The code used in this experiment can be found on my Github


The Devlin et al. model was released in November 2018. It is a transformer-based language model pretrained on masked input (also known as the cloze task). During pretraining, 15% of tokens are hidden from the model, and it is trained to predict the masked tokens. As a result, I was able to evaluate its ability to correctly predict a masked token at a random position in a fixed-size input.

I looked at the following varieties of BERT:

Model # Parameters Compare to
bert-base-uncased 110 million gpt2
bert-base-cased 109 million gpt2
bert-large-uncased 336 million gpt2-medium
bert-large-cased 335 million gpt2-medium

This table also includes corresponding GPT-2 models which have a similar number of parameters. Source


The Radford et al. model hit the scene in February of 2019. Like BERT it is a transformer-based model, and comes in various sizes ranging from 117M parameters up to 1.5B parameters (gpt2-xl). Because GPT-2 is an autoregressive model, experiments with this family of models perform one token of generation following input context, comparing with the target token for accuracy measurement.

Here we will be evaluating two flavors of this model:

Model # Parameters Compare to
gpt2 117 million bert-base
gpt2-medium 345 million bert-large

This table also includes corresponding BERT models which have a similar number of parameters. Source

Wikitext Token prediction

To evaluate the models, I sampled 10,000 random sequences from Wikitext-2.

For BERT, a random sequence of 100 tokens is selected. Then, for each sequence, a random position within that sequence is selected and masked. BERT will be required to predict this token, so accuracy is measured as the percentage of the time which its masked token is predicted correctly.

For GPT-2, a random sequence of 100 tokens is selected. Then, for each sequence, a random position within that sequence is selected. Because GPT-2 is autoregressive, it cannot attend to tokens on the right, so the sequence is truncated at the selected position. The sequence is then padded appropriately to maintain a fixed sequence length of 100.

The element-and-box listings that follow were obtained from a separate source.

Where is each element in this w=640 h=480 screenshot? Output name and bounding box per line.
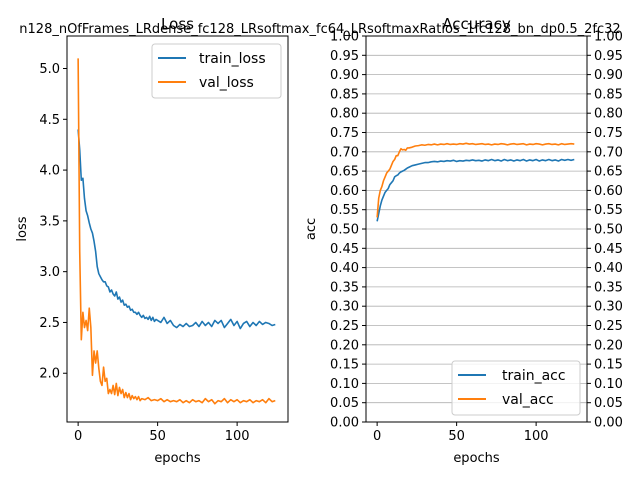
ytick-label-right: 0.20 (594, 338, 623, 353)
ytick-label-right: 0.55 (594, 203, 623, 218)
ytick-label: 0.65 (330, 165, 359, 180)
loss-axes-frame (66, 35, 289, 423)
ytick-label-right: 1.00 (594, 30, 623, 45)
ytick-label: 0.95 (330, 49, 359, 64)
loss-legend: train_loss val_loss (151, 43, 282, 99)
accuracy-title: Accuracy (442, 15, 511, 33)
ytick-label-right: 0.45 (594, 242, 623, 257)
ytick-label: 0.75 (330, 126, 359, 141)
ytick-label: 0.70 (330, 145, 359, 160)
ytick-label-right: 0.40 (594, 261, 623, 276)
xtick-label: 100 (524, 429, 549, 444)
ytick-label: 3.5 (39, 214, 60, 229)
ytick-label-right: 0.65 (594, 165, 623, 180)
ytick-label-right: 0.90 (594, 68, 623, 83)
xtick-label: 100 (225, 429, 250, 444)
ytick-label-right: 0.00 (594, 416, 623, 431)
ytick-label: 3.0 (39, 265, 60, 280)
accuracy-legend-val-label: val_acc (502, 392, 554, 408)
ytick-label: 1.00 (330, 30, 359, 45)
series-line-val_loss (77, 58, 276, 405)
accuracy-ylabel: acc (304, 218, 319, 240)
ytick-label: 0.25 (330, 319, 359, 334)
loss-legend-val-label: val_loss (199, 75, 254, 91)
ytick-label-right: 0.50 (594, 223, 623, 238)
ytick-label-right: 0.10 (594, 377, 623, 392)
ytick-label: 0.45 (330, 242, 359, 257)
ytick-label: 5.0 (39, 62, 60, 77)
ytick-label-right: 0.30 (594, 300, 623, 315)
loss-ticks: 0 50 100 2.0 2.5 3.0 3.5 4.0 4.5 5.0 (39, 62, 249, 444)
ytick-label: 0.05 (330, 396, 359, 411)
ytick-label-right: 0.35 (594, 280, 623, 295)
ytick-label: 0.20 (330, 338, 359, 353)
loss-ylabel: loss (15, 216, 30, 241)
ytick-label: 2.5 (39, 316, 60, 331)
loss-lines (77, 58, 276, 405)
ytick-label: 0.00 (330, 416, 359, 431)
ytick-label: 2.0 (39, 367, 60, 382)
ytick-label-right: 0.25 (594, 319, 623, 334)
series-line-train_loss (77, 129, 276, 330)
loss-legend-train-label: train_loss (199, 51, 266, 67)
accuracy-xlabel: epochs (453, 451, 500, 466)
ytick-label: 0.30 (330, 300, 359, 315)
ytick-label: 0.55 (330, 203, 359, 218)
ytick-label: 0.35 (330, 280, 359, 295)
ytick-label: 0.15 (330, 358, 359, 373)
xtick-label: 0 (373, 429, 381, 444)
loss-panel: Loss epochs loss 0 50 100 2.0 2.5 3.0 3.5 4.0 4.… (15, 15, 289, 466)
accuracy-ticks: 0 50 100 0.00 0.00 0.05 0.05 0.10 0.10 0.15 0.15 0.… (330, 30, 623, 445)
series-line-val_acc (376, 142, 575, 218)
xtick-label: 0 (74, 429, 82, 444)
ytick-label-right: 0.80 (594, 107, 623, 122)
xtick-label: 50 (149, 429, 166, 444)
accuracy-legend-train-label: train_acc (502, 368, 566, 384)
ytick-label: 0.50 (330, 223, 359, 238)
figure-suptitle: n128_nOfFrames_LRdense_fc128_LRsoftmax_f… (19, 22, 620, 37)
ytick-label-right: 0.75 (594, 126, 623, 141)
xtick-label: 50 (448, 429, 465, 444)
ytick-label-right: 0.85 (594, 87, 623, 102)
accuracy-lines (376, 142, 575, 222)
ytick-label: 0.40 (330, 261, 359, 276)
ytick-label: 0.85 (330, 87, 359, 102)
accuracy-panel: Accuracy epochs acc 0 50 100 0.00 0.00 0.05 0.… (304, 15, 623, 466)
ytick-label: 0.80 (330, 107, 359, 122)
ytick-label: 4.0 (39, 164, 60, 179)
loss-xlabel: epochs (154, 451, 201, 466)
ytick-label-right: 0.70 (594, 145, 623, 160)
ytick-label-right: 0.05 (594, 396, 623, 411)
accuracy-legend: train_acc val_acc (451, 360, 581, 416)
ytick-label: 4.5 (39, 113, 60, 128)
ytick-label: 0.10 (330, 377, 359, 392)
ytick-label-right: 0.60 (594, 184, 623, 199)
series-line-train_acc (376, 158, 575, 222)
ytick-label: 0.90 (330, 68, 359, 83)
ytick-label: 0.60 (330, 184, 359, 199)
loss-title: Loss (161, 15, 194, 33)
ytick-label-right: 0.15 (594, 358, 623, 373)
ytick-label-right: 0.95 (594, 49, 623, 64)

Below we can see the performance of all 6 models on these tasks. The data has been smoothed by bucketing into groups of 5 positions at once (i.e. positions 0-4, 5-9, etc). You can see that performance of GPT-2 continues to rise as it is given additional context, while BERT models are relatively stable after being given around 5 tokens of context. Interestingly, BERT performance drops off quite steeply over the last 5-10 token positions.

When we zoom in on the final 10 positions, things start to get interesting. Both varieties of GPT-2 actually beat out all varieties of BERT at the final position.


BERT and GPT-2 perform quite differently on the token prediction task depending on the position of the token being predicted. For a fixed sequence length of 100 tokens, BERT performs best when the masked token is between positions 5 and 95, while GPT-2 tends to continually improve as context length increases. Interestingly, when the final token in the sequence is to be predicted, BERT’s performance falls off dramatically, while GPT-2 performance remains stable.